Residents call the city officials to put an end to a long direction to lead the risk in the Ontario neighborhood, which has led to many serious incidents-at least one fatal.

According to neighbors who live along the sixth street, reckless and speedy driving caused countless accidents around their homes – where drivers often disrupted their parked cars, letting them gather.

Only last summer, a driver crashed in many parked cars along the sixth street, killing two people and wounding two others.

“My neighbors have been crashed three times, my son -in -law, my daughter and my grandson,” I told the local resident Theresa Velascez Angeli Kakadi of KTLA.

Velaskwiz lived on the sixth street for 30 years and said that the expansion between Benson and mountain crystals was a growing problem in moving in systems that provide the residential road as an alternative to the ten highly leadership.

The residents said this creates a problem for the safety of the neighborhood because the travelers who have been re -directed do not usually adhere to a 35 -mile per hour.

Velaskwiz said it is not rare to see drivers between 50 and 60 miles per hour, and according to these neighbors, the speed is not always the only factor in dangerous driving.

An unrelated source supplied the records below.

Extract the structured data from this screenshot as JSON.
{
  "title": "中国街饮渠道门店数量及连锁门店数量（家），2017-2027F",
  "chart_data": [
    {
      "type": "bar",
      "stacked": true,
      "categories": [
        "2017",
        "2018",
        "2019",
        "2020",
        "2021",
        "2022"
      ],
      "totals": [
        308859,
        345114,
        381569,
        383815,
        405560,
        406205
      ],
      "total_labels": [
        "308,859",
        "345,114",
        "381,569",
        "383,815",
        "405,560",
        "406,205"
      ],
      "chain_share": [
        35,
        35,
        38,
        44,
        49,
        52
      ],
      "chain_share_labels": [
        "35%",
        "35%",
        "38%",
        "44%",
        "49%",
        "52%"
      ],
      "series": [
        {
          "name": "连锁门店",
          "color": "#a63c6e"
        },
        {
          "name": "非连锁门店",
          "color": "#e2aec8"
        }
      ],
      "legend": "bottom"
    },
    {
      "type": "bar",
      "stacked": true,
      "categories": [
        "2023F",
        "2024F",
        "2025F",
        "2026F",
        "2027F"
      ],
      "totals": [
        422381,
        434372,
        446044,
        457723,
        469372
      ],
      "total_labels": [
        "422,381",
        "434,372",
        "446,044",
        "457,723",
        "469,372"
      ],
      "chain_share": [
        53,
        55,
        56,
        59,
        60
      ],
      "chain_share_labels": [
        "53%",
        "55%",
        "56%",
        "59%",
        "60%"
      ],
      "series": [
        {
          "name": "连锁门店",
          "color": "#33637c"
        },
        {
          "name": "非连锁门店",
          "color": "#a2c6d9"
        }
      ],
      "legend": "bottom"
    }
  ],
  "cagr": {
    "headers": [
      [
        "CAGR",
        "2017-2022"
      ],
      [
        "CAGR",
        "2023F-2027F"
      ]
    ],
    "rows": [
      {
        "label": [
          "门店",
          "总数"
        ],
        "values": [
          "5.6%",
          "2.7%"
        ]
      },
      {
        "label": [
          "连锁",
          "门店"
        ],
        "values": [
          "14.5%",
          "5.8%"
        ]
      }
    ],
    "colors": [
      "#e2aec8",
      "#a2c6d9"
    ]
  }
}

In this specified extension from the sixth street, residents said that the small carrots were installed to help calm traffic – but instead, I created an opportunity for more risks.

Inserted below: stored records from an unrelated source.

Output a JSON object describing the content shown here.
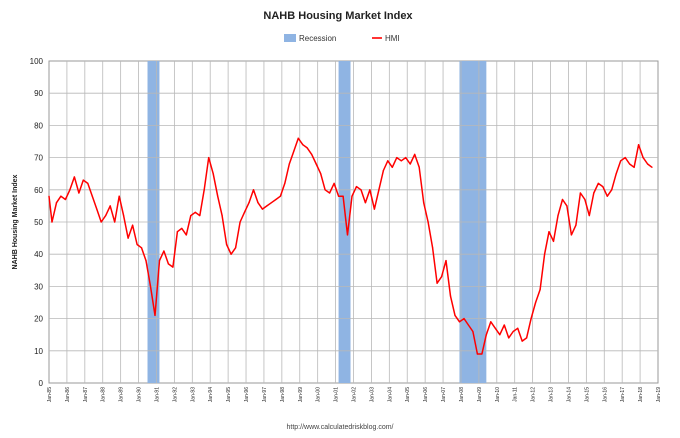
{
  "chart_data": {
    "type": "line",
    "title": "NAHB Housing Market Index",
    "ylabel": "NAHB Housing Market Index",
    "xlabel": "",
    "source": "http://www.calculatedriskblog.com/",
    "xlim": [
      "1985-01",
      "2019-01"
    ],
    "ylim": [
      0,
      100
    ],
    "y_ticks": [
      "0",
      "10",
      "20",
      "30",
      "40",
      "50",
      "60",
      "70",
      "80",
      "90",
      "100"
    ],
    "x_tick_labels": [
      "Jan-85",
      "Jan-86",
      "Jan-87",
      "Jan-88",
      "Jan-89",
      "Jan-90",
      "Jan-91",
      "Jan-92",
      "Jan-93",
      "Jan-94",
      "Jan-95",
      "Jan-96",
      "Jan-97",
      "Jan-98",
      "Jan-99",
      "Jan-00",
      "Jan-01",
      "Jan-02",
      "Jan-03",
      "Jan-04",
      "Jan-05",
      "Jan-06",
      "Jan-07",
      "Jan-08",
      "Jan-09",
      "Jan-10",
      "Jan-11",
      "Jan-12",
      "Jan-13",
      "Jan-14",
      "Jan-15",
      "Jan-16",
      "Jan-17",
      "Jan-18",
      "Jan-19"
    ],
    "grid": true,
    "legend": {
      "placement": "top",
      "entries": [
        {
          "label": "Recession",
          "color": "#8fb4e3",
          "kind": "bar"
        },
        {
          "label": "HMI",
          "color": "#ff0000",
          "kind": "line"
        }
      ]
    },
    "recessions": [
      {
        "start": "1990-07",
        "end": "1991-03"
      },
      {
        "start": "2001-03",
        "end": "2001-11"
      },
      {
        "start": "2007-12",
        "end": "2009-06"
      }
    ],
    "series": [
      {
        "name": "HMI",
        "color": "#ff0000",
        "points": [
          [
            "1985-01",
            58
          ],
          [
            "1985-03",
            50
          ],
          [
            "1985-06",
            56
          ],
          [
            "1985-09",
            58
          ],
          [
            "1985-12",
            57
          ],
          [
            "1986-03",
            60
          ],
          [
            "1986-06",
            64
          ],
          [
            "1986-09",
            59
          ],
          [
            "1986-12",
            63
          ],
          [
            "1987-03",
            62
          ],
          [
            "1987-06",
            58
          ],
          [
            "1987-09",
            54
          ],
          [
            "1987-12",
            50
          ],
          [
            "1988-03",
            52
          ],
          [
            "1988-06",
            55
          ],
          [
            "1988-09",
            50
          ],
          [
            "1988-12",
            58
          ],
          [
            "1989-03",
            52
          ],
          [
            "1989-06",
            45
          ],
          [
            "1989-09",
            49
          ],
          [
            "1989-12",
            43
          ],
          [
            "1990-03",
            42
          ],
          [
            "1990-06",
            38
          ],
          [
            "1990-09",
            30
          ],
          [
            "1990-12",
            21
          ],
          [
            "1991-03",
            38
          ],
          [
            "1991-06",
            41
          ],
          [
            "1991-09",
            37
          ],
          [
            "1991-12",
            36
          ],
          [
            "1992-03",
            47
          ],
          [
            "1992-06",
            48
          ],
          [
            "1992-09",
            46
          ],
          [
            "1992-12",
            52
          ],
          [
            "1993-03",
            53
          ],
          [
            "1993-06",
            52
          ],
          [
            "1993-09",
            60
          ],
          [
            "1993-12",
            70
          ],
          [
            "1994-03",
            65
          ],
          [
            "1994-06",
            58
          ],
          [
            "1994-09",
            52
          ],
          [
            "1994-12",
            43
          ],
          [
            "1995-03",
            40
          ],
          [
            "1995-06",
            42
          ],
          [
            "1995-09",
            50
          ],
          [
            "1995-12",
            53
          ],
          [
            "1996-03",
            56
          ],
          [
            "1996-06",
            60
          ],
          [
            "1996-09",
            56
          ],
          [
            "1996-12",
            54
          ],
          [
            "1997-03",
            55
          ],
          [
            "1997-06",
            56
          ],
          [
            "1997-09",
            57
          ],
          [
            "1997-12",
            58
          ],
          [
            "1998-03",
            62
          ],
          [
            "1998-06",
            68
          ],
          [
            "1998-09",
            72
          ],
          [
            "1998-12",
            76
          ],
          [
            "1999-03",
            74
          ],
          [
            "1999-06",
            73
          ],
          [
            "1999-09",
            71
          ],
          [
            "1999-12",
            68
          ],
          [
            "2000-03",
            65
          ],
          [
            "2000-06",
            60
          ],
          [
            "2000-09",
            59
          ],
          [
            "2000-12",
            62
          ],
          [
            "2001-03",
            58
          ],
          [
            "2001-06",
            58
          ],
          [
            "2001-09",
            46
          ],
          [
            "2001-12",
            58
          ],
          [
            "2002-03",
            61
          ],
          [
            "2002-06",
            60
          ],
          [
            "2002-09",
            56
          ],
          [
            "2002-12",
            60
          ],
          [
            "2003-03",
            54
          ],
          [
            "2003-06",
            60
          ],
          [
            "2003-09",
            66
          ],
          [
            "2003-12",
            69
          ],
          [
            "2004-03",
            67
          ],
          [
            "2004-06",
            70
          ],
          [
            "2004-09",
            69
          ],
          [
            "2004-12",
            70
          ],
          [
            "2005-03",
            68
          ],
          [
            "2005-06",
            71
          ],
          [
            "2005-09",
            67
          ],
          [
            "2005-12",
            56
          ],
          [
            "2006-03",
            50
          ],
          [
            "2006-06",
            42
          ],
          [
            "2006-09",
            31
          ],
          [
            "2006-12",
            33
          ],
          [
            "2007-03",
            38
          ],
          [
            "2007-06",
            27
          ],
          [
            "2007-09",
            21
          ],
          [
            "2007-12",
            19
          ],
          [
            "2008-03",
            20
          ],
          [
            "2008-06",
            18
          ],
          [
            "2008-09",
            16
          ],
          [
            "2008-12",
            9
          ],
          [
            "2009-03",
            9
          ],
          [
            "2009-06",
            15
          ],
          [
            "2009-09",
            19
          ],
          [
            "2009-12",
            17
          ],
          [
            "2010-03",
            15
          ],
          [
            "2010-06",
            18
          ],
          [
            "2010-09",
            14
          ],
          [
            "2010-12",
            16
          ],
          [
            "2011-03",
            17
          ],
          [
            "2011-06",
            13
          ],
          [
            "2011-09",
            14
          ],
          [
            "2011-12",
            20
          ],
          [
            "2012-03",
            25
          ],
          [
            "2012-06",
            29
          ],
          [
            "2012-09",
            40
          ],
          [
            "2012-12",
            47
          ],
          [
            "2013-03",
            44
          ],
          [
            "2013-06",
            52
          ],
          [
            "2013-09",
            57
          ],
          [
            "2013-12",
            55
          ],
          [
            "2014-03",
            46
          ],
          [
            "2014-06",
            49
          ],
          [
            "2014-09",
            59
          ],
          [
            "2014-12",
            57
          ],
          [
            "2015-03",
            52
          ],
          [
            "2015-06",
            59
          ],
          [
            "2015-09",
            62
          ],
          [
            "2015-12",
            61
          ],
          [
            "2016-03",
            58
          ],
          [
            "2016-06",
            60
          ],
          [
            "2016-09",
            65
          ],
          [
            "2016-12",
            69
          ],
          [
            "2017-03",
            70
          ],
          [
            "2017-06",
            68
          ],
          [
            "2017-09",
            67
          ],
          [
            "2017-12",
            74
          ],
          [
            "2018-03",
            70
          ],
          [
            "2018-06",
            68
          ],
          [
            "2018-09",
            67
          ]
        ]
      }
    ]
  }
}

“It turned out that the zigzag cycle is just a course for referring to children,” said resident at Jay Dixies.

Many carrots are often missed along the VI Street by drivers who, at speed, are at the slope around them. Instead, they lose control and end up with parked cars.

“There was a tree there with a light on it, but it was played twice,” Skalis said.

With the last accident two days ago, the neighbors said they got it. Skakales said he began installing cameras as a good work to help his neighbors insurance claims.

“They will send a two -day motorcycle policeman for a few hours in the middle of the afternoon, not the morning peak hour, not the evening peak hour, not late at night when children walk quickly,” Skalis said.

Fellaszes said that after dozens of calls to the city hall, more measures should be taken.

“Why don’t they care about us? Why don’t they care about people who have accidents?” Velaskis doubted.

KTLA communicates with city officials, who said they were looking into this case.